Ma anche nel caso di Xi si è trattata di una progressiva trasformazione, non di un rivolgimento violento. Perché in Cina questo sia potuto avvenire è più difficile da spiegarsi: le condizioni sociali non sono andate che migliorando da quando Deng prese il potere nel 1978. Le motivazioni addotte nell’attribuzione del nuovo potere dittatoriale a Xi riguardavano la lotta alla corruzione che si andava diffondendo nel paese. Ma è difficile credervi, la corruzione essendo diffusa ovunque. Si constata tuttavia che con Xi la Cina tende ad assumere atteggiamenti relativamente più aggressivi in politica estera: in particolare nel contendere il controllo delle acque del Mar Cinese Meridionale alle Filippine e al Vietnam, per quanto il caso che maggiore attenzione attira sui mass media sia quello della contesa con Taiwan.
In conclusione: le principali dittature del XXI secolo sono emerse in modo strisciante.
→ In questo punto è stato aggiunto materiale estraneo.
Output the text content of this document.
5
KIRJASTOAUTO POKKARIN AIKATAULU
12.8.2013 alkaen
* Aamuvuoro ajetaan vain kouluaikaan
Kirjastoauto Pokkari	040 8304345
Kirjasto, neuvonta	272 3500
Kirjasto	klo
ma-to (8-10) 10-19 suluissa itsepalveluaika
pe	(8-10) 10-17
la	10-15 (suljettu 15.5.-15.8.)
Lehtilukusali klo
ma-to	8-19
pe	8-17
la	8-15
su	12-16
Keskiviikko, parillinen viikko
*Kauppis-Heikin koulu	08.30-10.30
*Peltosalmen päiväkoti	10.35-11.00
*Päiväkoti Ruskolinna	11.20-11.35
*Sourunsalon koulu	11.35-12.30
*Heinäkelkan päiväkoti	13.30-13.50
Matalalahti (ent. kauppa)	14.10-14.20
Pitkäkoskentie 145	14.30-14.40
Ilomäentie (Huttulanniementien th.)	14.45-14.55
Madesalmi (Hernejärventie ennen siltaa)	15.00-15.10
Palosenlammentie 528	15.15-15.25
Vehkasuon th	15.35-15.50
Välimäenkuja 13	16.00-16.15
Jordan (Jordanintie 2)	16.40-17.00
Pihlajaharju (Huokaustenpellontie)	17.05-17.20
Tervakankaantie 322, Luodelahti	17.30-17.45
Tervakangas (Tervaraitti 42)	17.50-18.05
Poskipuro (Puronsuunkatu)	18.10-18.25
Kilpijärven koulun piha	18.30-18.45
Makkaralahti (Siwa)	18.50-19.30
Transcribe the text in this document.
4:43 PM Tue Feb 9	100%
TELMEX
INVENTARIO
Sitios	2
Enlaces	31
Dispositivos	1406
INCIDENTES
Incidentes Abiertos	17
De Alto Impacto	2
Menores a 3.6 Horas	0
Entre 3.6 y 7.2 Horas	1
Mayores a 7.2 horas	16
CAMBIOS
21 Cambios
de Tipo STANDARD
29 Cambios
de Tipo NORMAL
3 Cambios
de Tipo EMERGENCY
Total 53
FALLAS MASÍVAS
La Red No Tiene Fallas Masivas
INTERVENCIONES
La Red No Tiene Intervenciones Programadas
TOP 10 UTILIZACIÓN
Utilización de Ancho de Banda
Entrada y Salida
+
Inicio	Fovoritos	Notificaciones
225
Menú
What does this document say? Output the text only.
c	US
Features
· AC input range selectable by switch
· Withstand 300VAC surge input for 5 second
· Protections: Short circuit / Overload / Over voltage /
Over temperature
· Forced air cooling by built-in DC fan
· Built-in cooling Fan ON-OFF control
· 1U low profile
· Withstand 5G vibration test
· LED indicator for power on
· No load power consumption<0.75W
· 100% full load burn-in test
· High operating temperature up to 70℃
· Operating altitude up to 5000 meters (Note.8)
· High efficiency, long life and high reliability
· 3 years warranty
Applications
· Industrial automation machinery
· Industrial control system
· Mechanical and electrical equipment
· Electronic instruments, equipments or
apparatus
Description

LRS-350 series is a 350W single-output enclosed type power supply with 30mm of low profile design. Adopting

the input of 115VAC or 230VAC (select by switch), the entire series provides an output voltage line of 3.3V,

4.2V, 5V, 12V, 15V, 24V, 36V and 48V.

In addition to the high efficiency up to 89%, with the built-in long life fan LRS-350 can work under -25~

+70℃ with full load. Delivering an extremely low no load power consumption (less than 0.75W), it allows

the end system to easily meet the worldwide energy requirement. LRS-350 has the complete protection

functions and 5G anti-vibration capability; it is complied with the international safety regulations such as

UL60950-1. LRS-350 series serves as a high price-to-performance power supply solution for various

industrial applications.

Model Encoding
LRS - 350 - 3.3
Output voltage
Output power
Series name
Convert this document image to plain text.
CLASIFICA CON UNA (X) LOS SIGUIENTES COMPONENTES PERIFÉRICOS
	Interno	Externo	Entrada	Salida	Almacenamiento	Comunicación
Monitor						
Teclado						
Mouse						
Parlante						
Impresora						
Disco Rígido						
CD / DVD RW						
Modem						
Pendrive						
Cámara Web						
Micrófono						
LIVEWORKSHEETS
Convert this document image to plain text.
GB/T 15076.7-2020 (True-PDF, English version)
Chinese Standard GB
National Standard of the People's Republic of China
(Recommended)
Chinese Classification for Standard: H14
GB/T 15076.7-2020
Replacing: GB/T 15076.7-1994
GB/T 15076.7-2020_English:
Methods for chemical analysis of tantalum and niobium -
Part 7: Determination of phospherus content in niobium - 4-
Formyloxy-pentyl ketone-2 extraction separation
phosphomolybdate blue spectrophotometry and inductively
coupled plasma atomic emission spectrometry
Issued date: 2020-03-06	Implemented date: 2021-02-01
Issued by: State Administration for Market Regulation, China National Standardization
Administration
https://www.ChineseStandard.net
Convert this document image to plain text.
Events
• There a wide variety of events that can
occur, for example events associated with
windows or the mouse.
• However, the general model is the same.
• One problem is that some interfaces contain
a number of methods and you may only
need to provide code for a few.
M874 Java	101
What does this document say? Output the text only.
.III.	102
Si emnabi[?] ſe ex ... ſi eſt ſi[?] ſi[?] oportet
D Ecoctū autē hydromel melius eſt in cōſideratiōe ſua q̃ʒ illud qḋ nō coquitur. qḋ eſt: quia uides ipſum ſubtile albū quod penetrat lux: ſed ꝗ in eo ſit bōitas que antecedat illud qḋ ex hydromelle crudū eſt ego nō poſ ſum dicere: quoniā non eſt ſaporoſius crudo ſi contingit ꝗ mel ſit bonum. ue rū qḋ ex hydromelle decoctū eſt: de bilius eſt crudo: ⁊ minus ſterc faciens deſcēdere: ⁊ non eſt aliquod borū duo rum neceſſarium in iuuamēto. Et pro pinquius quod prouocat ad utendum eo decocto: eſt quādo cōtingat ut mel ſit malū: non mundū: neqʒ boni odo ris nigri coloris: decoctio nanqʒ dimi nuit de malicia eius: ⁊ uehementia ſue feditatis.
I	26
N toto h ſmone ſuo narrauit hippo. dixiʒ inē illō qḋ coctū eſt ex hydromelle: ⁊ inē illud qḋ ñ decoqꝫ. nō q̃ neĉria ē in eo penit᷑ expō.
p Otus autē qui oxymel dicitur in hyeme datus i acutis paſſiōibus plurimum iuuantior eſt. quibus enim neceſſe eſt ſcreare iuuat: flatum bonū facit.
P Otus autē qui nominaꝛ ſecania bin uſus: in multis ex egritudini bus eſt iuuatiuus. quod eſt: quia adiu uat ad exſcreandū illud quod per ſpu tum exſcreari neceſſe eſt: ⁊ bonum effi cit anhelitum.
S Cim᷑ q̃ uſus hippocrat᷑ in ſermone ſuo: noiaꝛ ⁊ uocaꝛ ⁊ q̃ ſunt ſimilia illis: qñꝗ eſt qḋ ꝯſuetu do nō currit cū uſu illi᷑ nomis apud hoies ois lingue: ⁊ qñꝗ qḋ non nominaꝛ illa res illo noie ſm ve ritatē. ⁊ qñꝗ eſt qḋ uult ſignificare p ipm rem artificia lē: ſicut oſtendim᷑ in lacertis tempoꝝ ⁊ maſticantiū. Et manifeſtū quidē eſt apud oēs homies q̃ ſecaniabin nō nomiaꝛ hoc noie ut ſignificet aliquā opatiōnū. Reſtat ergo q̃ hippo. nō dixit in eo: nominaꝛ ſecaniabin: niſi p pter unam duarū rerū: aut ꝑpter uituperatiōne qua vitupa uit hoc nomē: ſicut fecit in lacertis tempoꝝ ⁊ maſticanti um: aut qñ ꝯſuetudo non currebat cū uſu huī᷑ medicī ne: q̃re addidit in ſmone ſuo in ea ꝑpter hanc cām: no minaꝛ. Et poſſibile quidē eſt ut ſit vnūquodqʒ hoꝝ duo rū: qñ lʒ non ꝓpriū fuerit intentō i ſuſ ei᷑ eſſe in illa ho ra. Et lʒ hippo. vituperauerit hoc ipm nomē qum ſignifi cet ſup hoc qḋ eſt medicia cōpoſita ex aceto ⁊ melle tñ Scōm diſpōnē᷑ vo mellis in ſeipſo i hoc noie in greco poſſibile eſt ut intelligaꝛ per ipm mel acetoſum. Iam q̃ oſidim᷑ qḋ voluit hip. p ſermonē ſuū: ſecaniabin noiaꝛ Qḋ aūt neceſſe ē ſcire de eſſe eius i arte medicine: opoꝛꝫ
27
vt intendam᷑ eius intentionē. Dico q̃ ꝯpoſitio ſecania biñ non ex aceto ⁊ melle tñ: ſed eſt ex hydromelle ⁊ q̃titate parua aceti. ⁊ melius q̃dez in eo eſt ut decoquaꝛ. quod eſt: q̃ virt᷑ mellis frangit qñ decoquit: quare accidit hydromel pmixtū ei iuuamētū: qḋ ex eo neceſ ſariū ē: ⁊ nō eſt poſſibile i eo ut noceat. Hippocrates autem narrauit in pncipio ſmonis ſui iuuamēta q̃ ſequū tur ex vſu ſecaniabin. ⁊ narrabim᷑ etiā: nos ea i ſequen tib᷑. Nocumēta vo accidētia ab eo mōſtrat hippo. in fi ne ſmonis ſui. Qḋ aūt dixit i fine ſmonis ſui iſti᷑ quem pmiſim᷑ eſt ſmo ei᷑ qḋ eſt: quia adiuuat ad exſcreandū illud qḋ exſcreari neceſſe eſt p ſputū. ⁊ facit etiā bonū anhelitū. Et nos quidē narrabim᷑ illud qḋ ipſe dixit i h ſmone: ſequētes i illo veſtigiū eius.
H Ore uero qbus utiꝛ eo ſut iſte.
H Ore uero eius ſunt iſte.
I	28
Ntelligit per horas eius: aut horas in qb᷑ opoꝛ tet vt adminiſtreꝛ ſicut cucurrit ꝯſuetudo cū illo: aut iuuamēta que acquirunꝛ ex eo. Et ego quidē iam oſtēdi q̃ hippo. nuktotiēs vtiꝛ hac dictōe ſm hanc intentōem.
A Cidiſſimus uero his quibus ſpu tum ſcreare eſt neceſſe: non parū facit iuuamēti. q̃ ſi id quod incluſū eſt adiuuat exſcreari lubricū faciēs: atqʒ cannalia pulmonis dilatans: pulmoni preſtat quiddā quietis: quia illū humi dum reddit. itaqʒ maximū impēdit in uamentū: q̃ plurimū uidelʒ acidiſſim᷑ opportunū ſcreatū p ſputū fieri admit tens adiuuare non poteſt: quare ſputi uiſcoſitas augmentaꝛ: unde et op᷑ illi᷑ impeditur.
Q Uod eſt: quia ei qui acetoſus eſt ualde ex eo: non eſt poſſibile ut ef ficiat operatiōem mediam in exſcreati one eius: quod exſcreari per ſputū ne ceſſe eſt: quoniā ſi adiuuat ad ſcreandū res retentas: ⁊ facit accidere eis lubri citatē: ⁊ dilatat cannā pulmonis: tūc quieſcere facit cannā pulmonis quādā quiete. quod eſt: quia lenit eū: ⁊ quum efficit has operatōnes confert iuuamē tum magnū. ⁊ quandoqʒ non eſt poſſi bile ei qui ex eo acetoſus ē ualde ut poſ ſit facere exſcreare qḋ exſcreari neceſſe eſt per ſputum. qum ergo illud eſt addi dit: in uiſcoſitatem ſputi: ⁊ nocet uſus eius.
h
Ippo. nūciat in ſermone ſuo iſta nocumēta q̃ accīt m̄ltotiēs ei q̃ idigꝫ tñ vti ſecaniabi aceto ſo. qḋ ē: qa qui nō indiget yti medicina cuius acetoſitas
E si rivolgono all’estensione del proprio potere geopolitico con finalità non molto diverse da quanto sempre avvenuto nella storia. E tuttavia con modalità diverse e mantenendo una certa capacità di dialogo a livello internazionale.
Anche perché si tratta di cercare di sostituire l’impero statunitense: un impero le cui caratteristiche sono piuttosto diverse da quella dei grandi imperi precedenti, poiché si fonda in primis sul controllo della moneta, sul controllo delle rotte commerciali e poi anche su dialogo impostato sull’accettazione della democrazia come forma di governo imperfetto ma migliore possibile. Non tanto sul controllo diretto di territori, per i quali peraltro esercita anche una certa capacità di controllo militare con una proiezione globale e puntuale, che però si traduce più o meno sempre in fallimenti clamorosi che non fanno che aumentare il numero di paesi ostili.
I dittatori del XXI secolo non sono stati forgiati nel crogiolo della guerra, come lo furono Mussolini, Stalin e Hitler, sono stati forgiati nella prospettiva di voler sostituire un impero statunitense in decadenza, proprio per aver appreso a usare alcuni degli strumenti da questo imposti al mondo come efficaci vie di esercizio del potere: il controllo della moneta e del sistema di scambi; l’esercizio della democrazia come forma di potere interno alle nazioni e di intesa tra le nazioni (l’ONU); non ultimo, la formazione culturale personale come via di ascesa sociale (Xi è un ingegnere, Putin un giuista, entrambi in vario modo educati nella cultura occidentale) e come strumento necessario per lo sviluppo economico del proprio paese (sia la Russia sia la Cina sono impegnate a competere per ottenere performance economiche migliori di quelle occidentali).
Insomma, i tempi sono cambiati e di molto e così i dittatori: quelli di oggi hanno qualcosa che li unisce a quelli del passato. Ma sono aggiornati, sono diversi quanto diversa è la temperie dominante del XXI secolo, rispetto a quella che definiva i modi di relazioni tra persone e tra popoli nella prima metà dal ‘900.
Si può auspicare gli che esiti delle dittature attuali non ricalchino le vie percorse da quelle del XX secolo.